3. Dirty Harry (1971) – Do You Feel Lucky, Punk?
Clint Eastwood is both a phenominal actor and film-maker, he just naturally has a way with words, he has to, given his particular line of work. Other than the line above, the other best line comes from 1983’s Sudden Impact, in which Harry utters the line,”Go ahead, make my day.” Truely awesome!
4. The Dark Knight (2008) – Why So Serious?
The late Heath Ledger brought something to his portrayal of the Joker, that new incarnations wont be able to beat ever, like at all. It was new, and exciting to say the least. The Clown Prince of Crime had some pretty memorable lines, the most popular being the above listed,”Why so serious?” Something as little and simple as a question, had a lot of people frightened, and this short sentence will go down in history, along with Ledgers performance.

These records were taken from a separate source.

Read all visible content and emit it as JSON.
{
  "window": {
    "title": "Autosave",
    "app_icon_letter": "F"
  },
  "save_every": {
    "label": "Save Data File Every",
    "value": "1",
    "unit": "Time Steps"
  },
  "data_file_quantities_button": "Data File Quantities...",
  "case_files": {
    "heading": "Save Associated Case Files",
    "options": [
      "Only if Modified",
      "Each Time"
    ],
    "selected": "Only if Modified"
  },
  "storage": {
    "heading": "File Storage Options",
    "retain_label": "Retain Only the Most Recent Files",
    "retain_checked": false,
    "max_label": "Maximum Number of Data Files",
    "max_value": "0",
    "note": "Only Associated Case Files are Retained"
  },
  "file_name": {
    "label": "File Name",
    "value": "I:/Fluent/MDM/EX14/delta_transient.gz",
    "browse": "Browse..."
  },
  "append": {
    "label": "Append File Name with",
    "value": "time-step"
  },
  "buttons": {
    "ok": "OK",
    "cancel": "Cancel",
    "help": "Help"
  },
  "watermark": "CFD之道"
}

5. The Big Lebowski (1998) – The Dude Abides, Man…
The Big Lebowski is one of those movies thats both stupid, and hilarious, all at the same time. The movie (in my opinion and others’), is just too aweome to pick just one line from, so the above video has a few of the best lines from the film (kind of). If you don’t think these are great, I think we can all agree that the rug did indeed however, tie the room together.
6. Cool Hand Luke (1967) – What We’ve Got Here Is, Failure, To Communicate.
Cool Hand Luke is one of the highest rated movies of all time. It deserves it to, for everything that was put into it, acting, the action, everything. Paul Newman was incredible, and without him, this movie would be a fraction as great if he wasn’t in it. Guns & Roses liked it so much, they incorporated the famous line (above) into their song, “Civil War.”
7. Fight Club (1999) – The First Rule of Fight Club Is: You Do Not Talk About Fight Club.
I’m stepping out on a major limb here…I’m breaking two rules of Fight Club, so because of this, I have to watch my back at all costs now. Thanks everyone! But that’s all I’ll say for about it. If for some reason you haven’t seen Fight Club, you need to, being that it is on almost every “Must See” movie lists, well actually almost every movie on this here list would be also, so, see them all!
So what do YOU think? Agree or disagree with my list? Are there other movie lines that should be on here?